俺の味覚は人より劣っているという自負がある。
食に対する興味も薄かったり。
おいしいかおいしくないかぐらいはあるけど、それは好みの問題で、味覚がどうとかではないんだと思う。
そんな俺が、コーヒー淹れたりコーヒー豆を焙煎したりしてるんだから、人生何があるかわかんないですね。
何をやっても三日坊主でした。
何事も長続きしませんでした。
不器用で、生きるエネルギーも乏しかったので、何もできませんでした。
死ぬときは跡形もなく消えようと思っていたので結果オーライでした。
どこか満たされない想いでいっぱいではありました。
それでも何か生きた証は残したくて、創作に打ち込んでみたりしたこともあったのですが
自分には全く向いていませんでした。
想像力というものが欠落している自分には。
そもそも俺は何かをしたかったんじゃなくて、何かをしてる人になりたかったんだと思う。
ギタリストでも、漫画家でも。
とにかく何者かになりたかった。
何かを持ってる誰かに憧れた。
自分が空っぽだったから。
いくら誰かのマネをしてみたところで、自分は自分なんで。
誰かになれるわけではない。
それに気づいたら、別に無理しなくてよくなりました。
不器用で、特殊なことはなんもできないけど
とりあえず今やれそうなことを自分のやれる範囲で頑張る。
それぐらいしか俺にはできません。
でもそれぐらいなら俺にもできる。
メメントモリはそんな俺が作ってるコーヒーです。
めっちゃおいしいコーヒーが飲みたければ
味覚が優れてる人が作ってて、品質も安定してる、そんなコーヒーが他にいくらでもありますのでそちらをどうぞ。
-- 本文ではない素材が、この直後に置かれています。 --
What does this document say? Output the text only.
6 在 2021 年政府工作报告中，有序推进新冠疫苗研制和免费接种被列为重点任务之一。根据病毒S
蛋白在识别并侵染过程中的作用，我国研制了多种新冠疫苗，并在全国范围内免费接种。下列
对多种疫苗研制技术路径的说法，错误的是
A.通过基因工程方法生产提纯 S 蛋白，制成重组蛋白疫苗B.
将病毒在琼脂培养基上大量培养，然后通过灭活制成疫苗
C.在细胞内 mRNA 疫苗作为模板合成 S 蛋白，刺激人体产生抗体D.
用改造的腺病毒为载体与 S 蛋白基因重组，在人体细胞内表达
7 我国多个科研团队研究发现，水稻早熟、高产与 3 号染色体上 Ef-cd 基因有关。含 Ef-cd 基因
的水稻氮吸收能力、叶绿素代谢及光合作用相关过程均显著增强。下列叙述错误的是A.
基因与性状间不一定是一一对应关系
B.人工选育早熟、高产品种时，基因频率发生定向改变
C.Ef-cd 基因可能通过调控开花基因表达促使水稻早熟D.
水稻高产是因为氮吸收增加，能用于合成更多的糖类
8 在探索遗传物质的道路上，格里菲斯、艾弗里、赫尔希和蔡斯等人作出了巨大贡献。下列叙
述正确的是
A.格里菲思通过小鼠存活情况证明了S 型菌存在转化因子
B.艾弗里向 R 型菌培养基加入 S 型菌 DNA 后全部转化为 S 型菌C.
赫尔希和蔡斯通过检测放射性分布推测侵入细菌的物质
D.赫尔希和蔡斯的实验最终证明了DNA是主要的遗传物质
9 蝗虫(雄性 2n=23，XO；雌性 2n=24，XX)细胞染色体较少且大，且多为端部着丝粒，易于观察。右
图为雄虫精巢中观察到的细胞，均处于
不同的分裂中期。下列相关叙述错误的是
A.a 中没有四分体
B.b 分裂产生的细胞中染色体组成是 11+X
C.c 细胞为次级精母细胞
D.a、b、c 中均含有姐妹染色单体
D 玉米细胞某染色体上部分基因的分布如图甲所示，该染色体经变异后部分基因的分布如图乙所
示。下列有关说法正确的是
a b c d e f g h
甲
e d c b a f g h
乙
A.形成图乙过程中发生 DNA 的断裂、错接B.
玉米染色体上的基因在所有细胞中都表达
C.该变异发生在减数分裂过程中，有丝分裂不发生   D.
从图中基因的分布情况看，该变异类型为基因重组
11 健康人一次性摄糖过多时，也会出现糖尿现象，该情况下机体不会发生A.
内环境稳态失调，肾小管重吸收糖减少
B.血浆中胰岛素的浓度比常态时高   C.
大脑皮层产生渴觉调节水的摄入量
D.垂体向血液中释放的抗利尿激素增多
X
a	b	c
メメントモリは、安定もしてないし、優れてもいません。
でも俺が頑張って作ってます。
夏なんかは暑さとの闘いで、命を削るようにしながら焙煎してます。
理不尽と仲良くし、無念を愛するコーヒー。
俺の生きた証です。
俺は俺のコーヒーをやります。
誰に言われるでもなく、誰になりたいわけでもなく、自分がやりたいからやるだけです。
なるべくたくさんの人が美味しく飲めるように、日々改良を重ねてます。
あたたかくなってきて、そろそろアイスコーヒーも飲みたくなってきました。
ホットでもアイスでも美味しいメメントモリ、よろしくお願いします。